Nous ignorons si M. Hocquart, et plus tard, M. Bigot, s’intéressèrent au sort de M. Barbel ; ce que nous savons c’est qu’à la fin du régime français Barbel était un des principaux commis de l’administration à Québec.

À la fin du régime français, Barbel entré simple employé dans les bureaux de l’Intendance était devenu écrivain principal.

Après la capitulation de Montréal, M. Barbel se décida à passer en France afin d’obtenir un nouvel emploi. À son arrivée à Paris en 1760, le ministre tenant compte des excellents certificats dont il était porteur, le nomma pour aller remplir à la Martinique le même emploi qu’il avait au Canada.

Mais à peine avait-il pris possession de son office dans cette colonie lointaine qu’il fut rappelé en France.

Barbel avait travaillé sous les ordres de Bigot et l’intendant infidèle compromettait tous ceux qui l’approchaient d’un peu près.

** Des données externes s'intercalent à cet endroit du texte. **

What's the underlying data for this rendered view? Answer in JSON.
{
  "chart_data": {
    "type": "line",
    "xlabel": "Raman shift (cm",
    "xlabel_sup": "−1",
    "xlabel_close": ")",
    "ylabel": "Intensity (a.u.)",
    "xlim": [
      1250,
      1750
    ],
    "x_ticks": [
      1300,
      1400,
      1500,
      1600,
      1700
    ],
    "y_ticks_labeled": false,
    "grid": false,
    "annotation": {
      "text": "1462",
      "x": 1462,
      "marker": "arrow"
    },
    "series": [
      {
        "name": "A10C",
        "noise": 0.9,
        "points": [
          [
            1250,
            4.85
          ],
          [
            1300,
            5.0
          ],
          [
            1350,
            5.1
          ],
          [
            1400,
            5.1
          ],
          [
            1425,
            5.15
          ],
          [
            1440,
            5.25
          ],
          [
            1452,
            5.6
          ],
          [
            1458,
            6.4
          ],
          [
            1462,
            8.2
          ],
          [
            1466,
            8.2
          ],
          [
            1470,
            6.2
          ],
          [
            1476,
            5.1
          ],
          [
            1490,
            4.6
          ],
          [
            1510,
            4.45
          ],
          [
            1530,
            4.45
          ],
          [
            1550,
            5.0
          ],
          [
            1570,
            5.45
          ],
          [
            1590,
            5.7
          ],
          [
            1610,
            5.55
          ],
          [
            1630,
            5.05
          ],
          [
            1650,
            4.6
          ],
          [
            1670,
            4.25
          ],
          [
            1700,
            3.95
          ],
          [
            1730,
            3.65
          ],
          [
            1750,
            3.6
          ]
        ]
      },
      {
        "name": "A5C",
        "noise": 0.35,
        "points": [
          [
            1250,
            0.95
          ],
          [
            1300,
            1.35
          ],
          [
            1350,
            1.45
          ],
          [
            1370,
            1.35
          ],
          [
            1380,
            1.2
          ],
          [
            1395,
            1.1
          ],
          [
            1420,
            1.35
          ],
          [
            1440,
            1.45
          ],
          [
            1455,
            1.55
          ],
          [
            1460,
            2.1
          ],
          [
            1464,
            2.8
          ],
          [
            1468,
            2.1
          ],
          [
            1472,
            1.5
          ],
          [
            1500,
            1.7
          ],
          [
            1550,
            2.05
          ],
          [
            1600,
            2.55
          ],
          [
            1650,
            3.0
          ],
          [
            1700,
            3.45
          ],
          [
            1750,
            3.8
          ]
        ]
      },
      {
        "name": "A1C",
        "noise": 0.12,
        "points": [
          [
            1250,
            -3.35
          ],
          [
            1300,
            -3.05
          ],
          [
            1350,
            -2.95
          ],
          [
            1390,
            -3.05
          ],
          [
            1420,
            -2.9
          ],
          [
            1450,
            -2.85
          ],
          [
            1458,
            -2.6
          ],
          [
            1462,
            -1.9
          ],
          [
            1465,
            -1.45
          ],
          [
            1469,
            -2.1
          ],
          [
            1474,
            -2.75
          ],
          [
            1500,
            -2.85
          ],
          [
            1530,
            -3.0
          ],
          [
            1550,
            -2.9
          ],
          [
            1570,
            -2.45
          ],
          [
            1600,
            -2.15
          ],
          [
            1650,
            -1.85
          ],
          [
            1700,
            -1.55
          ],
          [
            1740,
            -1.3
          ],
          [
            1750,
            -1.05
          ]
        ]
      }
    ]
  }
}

Nous savons que peu après son arrivée en France, Barbel fut enfermé à la Bastille. D’après le Mémoire de Bigot, Barbel, en sa qualité d’écrivain principal « taxait le prix des certificats des Pays d’en haut ». En contact continuel avec Cadet, le munitionnaire, pour obtenir les bonnes grâces de Barbel, lui fournissait gratuitement la viande nécessaire à sa maison.[3]

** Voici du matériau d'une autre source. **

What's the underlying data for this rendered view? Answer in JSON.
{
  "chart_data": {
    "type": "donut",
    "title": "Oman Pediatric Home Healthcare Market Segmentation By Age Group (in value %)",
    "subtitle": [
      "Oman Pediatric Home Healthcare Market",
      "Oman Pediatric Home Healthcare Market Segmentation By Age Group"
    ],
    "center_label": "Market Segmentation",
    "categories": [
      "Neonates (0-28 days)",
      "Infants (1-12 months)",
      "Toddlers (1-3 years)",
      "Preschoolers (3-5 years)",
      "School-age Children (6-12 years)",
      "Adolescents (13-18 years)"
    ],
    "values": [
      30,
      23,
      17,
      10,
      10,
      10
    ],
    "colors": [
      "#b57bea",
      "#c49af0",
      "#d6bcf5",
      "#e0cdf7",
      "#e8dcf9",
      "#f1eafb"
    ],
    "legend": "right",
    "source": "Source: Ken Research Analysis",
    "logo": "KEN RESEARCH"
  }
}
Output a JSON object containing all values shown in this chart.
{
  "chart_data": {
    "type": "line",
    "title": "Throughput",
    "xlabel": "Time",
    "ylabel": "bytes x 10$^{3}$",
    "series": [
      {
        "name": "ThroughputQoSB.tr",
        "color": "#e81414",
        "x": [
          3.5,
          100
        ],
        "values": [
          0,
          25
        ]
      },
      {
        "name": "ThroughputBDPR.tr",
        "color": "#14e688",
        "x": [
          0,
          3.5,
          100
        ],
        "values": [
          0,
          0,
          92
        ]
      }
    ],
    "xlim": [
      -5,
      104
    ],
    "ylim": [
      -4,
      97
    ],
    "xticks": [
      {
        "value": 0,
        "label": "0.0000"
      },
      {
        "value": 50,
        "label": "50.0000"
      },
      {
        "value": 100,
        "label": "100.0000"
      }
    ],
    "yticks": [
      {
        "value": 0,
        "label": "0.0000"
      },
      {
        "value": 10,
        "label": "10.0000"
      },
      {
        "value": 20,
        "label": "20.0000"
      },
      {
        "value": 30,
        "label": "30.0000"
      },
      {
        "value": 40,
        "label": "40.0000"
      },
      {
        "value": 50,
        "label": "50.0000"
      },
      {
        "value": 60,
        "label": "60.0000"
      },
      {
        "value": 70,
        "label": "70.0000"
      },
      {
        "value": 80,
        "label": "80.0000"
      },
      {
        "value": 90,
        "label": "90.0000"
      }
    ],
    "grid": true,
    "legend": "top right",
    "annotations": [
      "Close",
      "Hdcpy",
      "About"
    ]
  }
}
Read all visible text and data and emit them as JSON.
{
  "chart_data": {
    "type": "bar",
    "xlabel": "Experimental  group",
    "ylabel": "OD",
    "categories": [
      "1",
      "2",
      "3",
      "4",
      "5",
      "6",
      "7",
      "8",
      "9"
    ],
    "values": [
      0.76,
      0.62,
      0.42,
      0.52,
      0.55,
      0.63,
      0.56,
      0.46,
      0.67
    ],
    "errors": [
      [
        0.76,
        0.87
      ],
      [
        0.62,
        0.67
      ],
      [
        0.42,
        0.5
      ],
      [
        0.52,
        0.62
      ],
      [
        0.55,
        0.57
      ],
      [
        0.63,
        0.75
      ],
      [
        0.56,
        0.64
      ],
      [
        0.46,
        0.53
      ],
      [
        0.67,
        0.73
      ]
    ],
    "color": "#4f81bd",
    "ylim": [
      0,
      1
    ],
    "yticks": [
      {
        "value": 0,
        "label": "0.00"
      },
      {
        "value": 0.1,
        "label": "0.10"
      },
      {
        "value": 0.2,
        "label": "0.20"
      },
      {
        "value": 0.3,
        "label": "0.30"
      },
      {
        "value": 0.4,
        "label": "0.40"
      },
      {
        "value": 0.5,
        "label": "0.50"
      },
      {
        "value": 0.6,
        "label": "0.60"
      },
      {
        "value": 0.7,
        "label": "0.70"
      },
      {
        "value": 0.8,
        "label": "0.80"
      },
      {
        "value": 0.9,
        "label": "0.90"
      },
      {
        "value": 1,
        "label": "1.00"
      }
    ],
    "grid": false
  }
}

Chose étrange, Barbel, enfermé à la Bastille, ne fut pas jugé par le Châtelet. Son nom ne se trouve pas même dans la liste des inculpés. Ceci laisse supposer deux choses, soit que la preuve contre lui n’ait pas été assez forte ou encore que l’ancien commis principal aurait fait, sur la promesse d’être gracié, des révélations sur le compte de Bigot et de ses comparses qui auraient été utiles pour la poursuite devant le Châtelet.

Après sa sortie de la Bastille, M. Barbel se chercha des protecteurs et il en trouva. M. de Sartine, conseiller au Châtelet et qui devait devenir un peu plus tard lieutenant-général de la police, fut un de ceux-là. Le président du Conseil de Marine écrivait à M. de Sartine le 14 septembre 1762 qu’il donnerait à son protégé, M. Barbel, un emploi qui serait un témoignage de sa bonne foi et de sa probité.

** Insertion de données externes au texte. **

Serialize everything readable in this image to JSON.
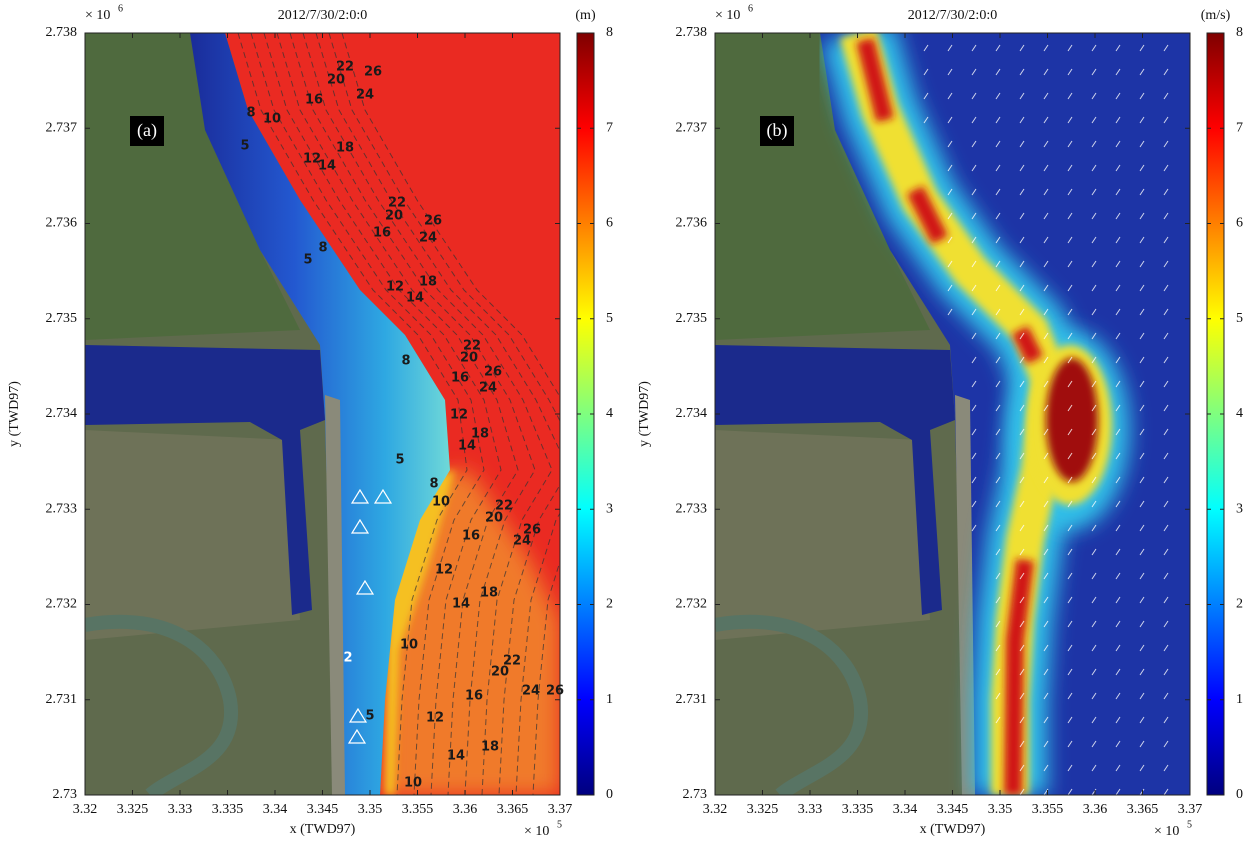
{
  "chart_data": [
    {
      "type": "map",
      "title": "2012/7/30/2:0:0",
      "panel_label": "(a)",
      "xlabel": "x (TWD97)",
      "ylabel": "y (TWD97)",
      "x_scale": "× 10",
      "x_scale_exp": "5",
      "y_scale": "× 10",
      "y_scale_exp": "6",
      "xlim": [
        3.32,
        3.37
      ],
      "xticks": [
        3.32,
        3.325,
        3.33,
        3.335,
        3.34,
        3.345,
        3.35,
        3.355,
        3.36,
        3.365,
        3.37
      ],
      "ylim": [
        2.73,
        2.738
      ],
      "yticks": [
        2.73,
        2.731,
        2.732,
        2.733,
        2.734,
        2.735,
        2.736,
        2.737,
        2.738
      ],
      "colorbar": {
        "label": "(m)",
        "lim": [
          0,
          8
        ],
        "ticks": [
          0,
          1,
          2,
          3,
          4,
          5,
          6,
          7,
          8
        ]
      },
      "contour_labels": [
        22,
        20,
        26,
        16,
        24,
        8,
        10,
        18,
        5,
        12,
        14,
        22,
        20,
        26,
        16,
        24,
        8,
        5,
        18,
        12,
        14,
        22,
        20,
        26,
        8,
        16,
        24,
        12,
        18,
        14,
        5,
        8,
        10,
        22,
        20,
        26,
        16,
        24,
        12,
        18,
        14,
        2,
        10,
        22,
        20,
        24,
        26,
        16,
        5,
        12,
        18,
        14,
        10
      ]
    },
    {
      "type": "map",
      "title": "2012/7/30/2:0:0",
      "panel_label": "(b)",
      "xlabel": "x (TWD97)",
      "ylabel": "y (TWD97)",
      "x_scale": "× 10",
      "x_scale_exp": "5",
      "y_scale": "× 10",
      "y_scale_exp": "6",
      "xlim": [
        3.32,
        3.37
      ],
      "xticks": [
        3.32,
        3.325,
        3.33,
        3.335,
        3.34,
        3.345,
        3.35,
        3.355,
        3.36,
        3.365,
        3.37
      ],
      "ylim": [
        2.73,
        2.738
      ],
      "yticks": [
        2.73,
        2.731,
        2.732,
        2.733,
        2.734,
        2.735,
        2.736,
        2.737,
        2.738
      ],
      "colorbar": {
        "label": "(m/s)",
        "lim": [
          0,
          8
        ],
        "ticks": [
          0,
          1,
          2,
          3,
          4,
          5,
          6,
          7,
          8
        ]
      }
    }
  ]
}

M. Barbel attendit le bon plaisir du ministre pendant près de deux ans. Les demandes d’emploi de la part des Français de la vieille France étaient si nombreuses que les Canadiens même les plus méritants n’obtenaient que les miettes de la table royale.

Enfin, en avril 1764, M. Barbel était nommé ordonnateur à Saint-Pierre et Miquelon. Le poste n’était pas très lucratif au point de vue des appointements, mais il rapprochait le titulaire de sa famille restée au Canada. De plus, en lui annonçant sa nomination, le ministre l’informait que le Roi, après avoir examiné ce qui le concernait dans l’affaire des déprédations commises au Canada, lui accordait une pension de quatre cents livres.

Deux années plus tard, en 1766, le Roi rappelait M. Barbel de Saint-Pierre et Miquelon et le remplaçait par M. Beaudeduit, ci-devant conseiller au Conseil Supérieur de Vile Royale.

À partir de 1766, nous perdons les traces de M. Barbel. Il ne semble pas être revenu au Canada. Il est probable qu’il retourna en France et vécut ensuite de la petite pension de quatre cents livres qu’il recevait depuis 1764.

  1. Documents relating to Canadian Currency, Exchange and Finance under the French Period.
  2. Bulletin des Recherches Historiques, vol. XVI, p. 232.